L'entente de principe survenue in extremis entre Air Canada et le SCFP démontre que «le gouvernement fédéral et la direction d'Air Canada nous ont sous-estimés». Ils ont aussi sous-estimé les 10 000 agents de bord qui ont «mis leur pied à terre» avec courage, affirme le président du SCFP-Québec, Patrick Gloutney.
Le Syndicat canadien de la fonction publique (SCFP), qui est affilié à la FTQ au Québec, représente les agents de bord d'Air Canada.
Ceux-ci ont conclu une entente de principe, tôt mardi matin, après l'intervention de la ministre fédérale de l'Emploi, Patty Hajdu, qui a imposé l'arbitrage — ce qui aurait dû mettre fin à la grève et au lock-out — et l'intervention du Conseil canadien des relations industrielles, qui avait déclaré la grève illégale.
Qu'est-ce qui a fait qu'une entente de principe a pu survenir, dans un contexte aussi tendu et envenimé? «On a mis notre pied à terre et on s'est fait respecter comme organisation syndicale», a répondu du tac au tac M. Gloutney, en entrevue.
«C'est clair que le gouvernement fédéral et la direction d'Air Canada nous ont sous-estimés, ont surtout sous-estimé les 10 000 agents de bord et notre syndicat, mais, surtout, le mouvement syndical dans son entièreté», a tranché M. Gloutney.
«L'article 107 (du Code canadien du travail, qui a été invoqué pour imposer l'arbitrage), clairement, brime le droit à la liberté d'association et au droit de négociation. Et même, on pense que c'est totalement illégal et contre la Charte. Le gouvernement, actuellement, par l'entremise d'Air Canada, ont tiré dans leur chaloupe en agissant de la sorte», a estimé M. Gloutney.
Il appartiendra maintenant aux agents de bord de se prononcer sur le contenu de l'entente de principe. M. Gloutney n'a pas révélé le contenu de l'entente, puisque les membres doivent en avoir la primeur.
À venir au Québec?
Comme les présidents de centrales syndicales du Québec, le président du SCFP-Québec craint que d'autres syndicats subissent le même traitement que les agents de bord sur la scène fédérale, avec la nouvelle loi au Québec qui limite les effets des grèves et lock-out.

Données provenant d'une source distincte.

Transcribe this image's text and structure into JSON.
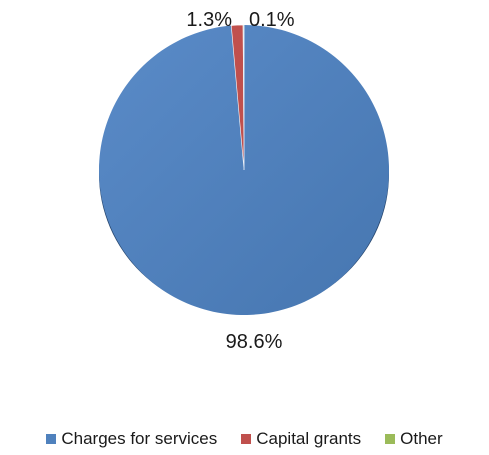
{
  "chart_data": {
    "type": "pie",
    "title": "",
    "categories": [
      "Charges for services",
      "Capital grants",
      "Other"
    ],
    "values": [
      98.6,
      1.3,
      0.1
    ],
    "labels": [
      "98.6%",
      "1.3%",
      "0.1%"
    ],
    "colors": [
      "#4f81bd",
      "#c0504d",
      "#9bbb59"
    ],
    "start_angle_deg": 0,
    "direction": "clockwise",
    "legend_position": "bottom"
  }
}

La nouvelle loi québécoise, adoptée en mai, donne au ministre du Travail le pouvoir d'imposer l'arbitrage aux parties, «s’il estime qu’une grève ou un lock-out cause ou menace de causer un préjudice grave ou irréparable à la population». Elle précise qu'«une telle décision du ministre met fin à la grève ou au lock-out en cours».
La nouvelle loi québécoise introduit aussi la notion de «services minimalement requis», en cas de grève ou lock-out, en plus de ceux qui étaient déjà prévus dans le Code du travail du Québec, à savoir les services essentiels.
Il s'agit alors de «services minimalement requis pour éviter que ne soit affectée de manière disproportionnée la sécurité sociale, économique ou environnementale de la population, notamment celle des personnes en situation de vulnérabilité», précise-t-on dans la nouvelle loi.
«La leçon à tirer de la négociation chez Air Canada, c'est que le mouvement syndical ne se laissera pas faire. Et, comme je l'ai dit depuis le début avec le projet de loi 89 (du ministre Jean Boulet): le gouvernement a voulu partir en guerre avec nous, et il y aura des conséquences», a tonné M. Gloutney.
Les centrales ont déjà fait part de leur volonté de contester éventuellement cette loi devant les tribunaux.